Frustrieren lässt sich die KI-Chefin von solchen Rückschlägen nicht. Im Gegenteil. Sie weitet den Kreis von KI-Expertinnen und -Experten zum gemeinsamen Austausch und Entwickeln über den BR weiter aus. Im dem von ihr und Ippen Media initiierten „AI for Media Network“ versammelt sich Expertise aus Öffentlich-Rechtlichen, Verlagen und Industrie. Sehr hands-on und pragmatisch gehen sie in den Meet-ups und Hackathons miteinander um. Der langjährige Streit mit den Pressehäusern über presseähnliche ARD-Angebote? Spielt dort keine Rolle.

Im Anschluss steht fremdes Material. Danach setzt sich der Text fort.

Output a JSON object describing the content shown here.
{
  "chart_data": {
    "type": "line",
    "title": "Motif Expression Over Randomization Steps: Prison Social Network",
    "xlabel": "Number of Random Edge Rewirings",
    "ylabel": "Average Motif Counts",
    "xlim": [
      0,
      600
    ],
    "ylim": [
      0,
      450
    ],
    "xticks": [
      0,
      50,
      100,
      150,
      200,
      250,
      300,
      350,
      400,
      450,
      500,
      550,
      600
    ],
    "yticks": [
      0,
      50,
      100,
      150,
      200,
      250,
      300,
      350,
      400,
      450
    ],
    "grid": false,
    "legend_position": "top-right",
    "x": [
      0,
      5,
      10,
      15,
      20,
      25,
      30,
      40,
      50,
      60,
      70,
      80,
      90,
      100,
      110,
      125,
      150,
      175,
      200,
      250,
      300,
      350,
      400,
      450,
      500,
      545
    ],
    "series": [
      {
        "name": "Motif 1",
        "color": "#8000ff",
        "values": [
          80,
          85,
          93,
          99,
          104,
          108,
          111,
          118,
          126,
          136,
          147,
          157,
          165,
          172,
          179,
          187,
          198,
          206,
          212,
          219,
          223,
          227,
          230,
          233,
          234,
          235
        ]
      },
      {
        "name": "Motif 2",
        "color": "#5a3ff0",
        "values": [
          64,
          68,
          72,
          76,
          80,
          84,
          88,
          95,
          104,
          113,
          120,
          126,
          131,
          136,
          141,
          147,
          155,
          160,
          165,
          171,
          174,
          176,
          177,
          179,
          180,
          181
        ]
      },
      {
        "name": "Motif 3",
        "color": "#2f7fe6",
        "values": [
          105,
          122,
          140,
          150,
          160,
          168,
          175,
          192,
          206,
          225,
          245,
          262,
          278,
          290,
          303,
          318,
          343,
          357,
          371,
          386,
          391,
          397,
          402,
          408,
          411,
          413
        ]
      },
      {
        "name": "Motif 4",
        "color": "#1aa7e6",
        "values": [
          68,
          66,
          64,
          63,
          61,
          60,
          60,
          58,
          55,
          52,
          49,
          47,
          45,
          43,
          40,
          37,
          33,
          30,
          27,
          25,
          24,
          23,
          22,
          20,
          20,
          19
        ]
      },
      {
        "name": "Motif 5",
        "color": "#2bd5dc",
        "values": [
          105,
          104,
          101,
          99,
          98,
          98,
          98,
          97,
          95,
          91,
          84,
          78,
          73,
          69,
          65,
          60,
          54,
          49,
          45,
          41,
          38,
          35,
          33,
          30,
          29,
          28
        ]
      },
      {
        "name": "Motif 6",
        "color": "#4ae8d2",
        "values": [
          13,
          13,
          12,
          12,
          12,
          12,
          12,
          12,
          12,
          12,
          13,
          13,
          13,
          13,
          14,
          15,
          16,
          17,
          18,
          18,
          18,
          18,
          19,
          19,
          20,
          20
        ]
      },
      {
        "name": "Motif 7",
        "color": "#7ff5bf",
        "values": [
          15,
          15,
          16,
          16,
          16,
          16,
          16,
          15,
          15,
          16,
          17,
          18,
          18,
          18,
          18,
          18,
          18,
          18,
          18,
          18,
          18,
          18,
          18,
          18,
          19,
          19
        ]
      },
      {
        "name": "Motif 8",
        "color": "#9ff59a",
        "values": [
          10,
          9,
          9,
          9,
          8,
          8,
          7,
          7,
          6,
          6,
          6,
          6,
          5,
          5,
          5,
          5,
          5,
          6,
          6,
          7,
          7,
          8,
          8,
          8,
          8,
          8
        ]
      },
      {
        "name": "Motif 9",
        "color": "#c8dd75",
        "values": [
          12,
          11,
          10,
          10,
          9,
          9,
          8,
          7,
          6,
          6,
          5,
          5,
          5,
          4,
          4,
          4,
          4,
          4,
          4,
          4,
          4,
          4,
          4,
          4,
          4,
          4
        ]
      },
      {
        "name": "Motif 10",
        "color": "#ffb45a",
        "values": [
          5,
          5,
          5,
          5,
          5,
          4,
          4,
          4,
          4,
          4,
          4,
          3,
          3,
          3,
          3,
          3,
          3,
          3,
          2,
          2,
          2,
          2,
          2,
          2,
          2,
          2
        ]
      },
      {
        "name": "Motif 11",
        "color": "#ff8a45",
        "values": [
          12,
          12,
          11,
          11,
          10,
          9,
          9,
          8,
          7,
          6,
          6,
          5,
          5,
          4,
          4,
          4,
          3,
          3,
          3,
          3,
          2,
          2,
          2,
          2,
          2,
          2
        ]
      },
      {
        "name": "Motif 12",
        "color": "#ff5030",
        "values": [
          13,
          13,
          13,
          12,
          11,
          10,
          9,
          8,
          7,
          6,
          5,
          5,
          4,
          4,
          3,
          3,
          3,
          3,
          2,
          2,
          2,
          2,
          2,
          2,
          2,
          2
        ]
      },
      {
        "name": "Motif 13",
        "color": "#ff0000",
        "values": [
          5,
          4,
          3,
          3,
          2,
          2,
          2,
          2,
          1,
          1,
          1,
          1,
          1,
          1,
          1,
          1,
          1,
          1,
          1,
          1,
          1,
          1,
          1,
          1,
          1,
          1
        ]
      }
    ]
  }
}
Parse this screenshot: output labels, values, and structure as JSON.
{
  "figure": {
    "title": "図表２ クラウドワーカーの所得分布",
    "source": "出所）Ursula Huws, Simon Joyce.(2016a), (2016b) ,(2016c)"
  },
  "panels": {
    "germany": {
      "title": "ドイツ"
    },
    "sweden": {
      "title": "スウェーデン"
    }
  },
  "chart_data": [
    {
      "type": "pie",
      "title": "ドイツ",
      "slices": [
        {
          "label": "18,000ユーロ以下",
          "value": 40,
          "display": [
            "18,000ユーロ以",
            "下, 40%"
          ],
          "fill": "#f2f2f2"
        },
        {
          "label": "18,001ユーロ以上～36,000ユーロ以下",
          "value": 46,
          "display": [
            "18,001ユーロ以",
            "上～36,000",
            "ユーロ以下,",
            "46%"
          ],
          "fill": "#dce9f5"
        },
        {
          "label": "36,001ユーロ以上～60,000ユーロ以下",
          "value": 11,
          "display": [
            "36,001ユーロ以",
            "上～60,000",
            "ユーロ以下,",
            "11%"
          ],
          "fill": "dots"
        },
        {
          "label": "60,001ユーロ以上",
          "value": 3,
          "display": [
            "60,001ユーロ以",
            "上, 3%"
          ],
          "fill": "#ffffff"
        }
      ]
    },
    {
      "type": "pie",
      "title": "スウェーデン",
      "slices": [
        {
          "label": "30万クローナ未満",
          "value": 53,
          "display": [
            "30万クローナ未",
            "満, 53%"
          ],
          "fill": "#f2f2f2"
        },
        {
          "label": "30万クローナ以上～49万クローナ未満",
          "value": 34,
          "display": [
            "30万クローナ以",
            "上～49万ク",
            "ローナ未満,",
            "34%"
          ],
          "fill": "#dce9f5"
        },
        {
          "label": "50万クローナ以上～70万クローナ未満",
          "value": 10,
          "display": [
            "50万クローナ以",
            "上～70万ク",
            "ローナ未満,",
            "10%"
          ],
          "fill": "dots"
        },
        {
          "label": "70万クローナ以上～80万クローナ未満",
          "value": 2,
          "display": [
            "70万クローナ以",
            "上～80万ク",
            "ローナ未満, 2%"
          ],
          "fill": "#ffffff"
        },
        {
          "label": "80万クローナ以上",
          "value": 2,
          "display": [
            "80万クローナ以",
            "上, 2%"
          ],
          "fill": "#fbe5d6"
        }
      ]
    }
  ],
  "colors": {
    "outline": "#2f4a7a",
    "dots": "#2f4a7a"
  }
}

Und wenn Uli Köppen dann doch das Bedürfnis nach einer noch intensiveren „Positiv-Impfung“ hat, dann verbringt sie eine Zeit in den USA und kehrt jedes Mal „total aufgeladen“ zurück. Die letzte Dosis holte sie sich im März ab, bei einer Konferenz und auf Studytour mit der European Broadcasting Union in vier US-Bundesstaaten.

Auch Tech-Giganten wie Amazon und Google schaute sie sich näher, um von ihnen zu lernen. Damit die ARD in Sachen KI nicht den Anschluss verliert.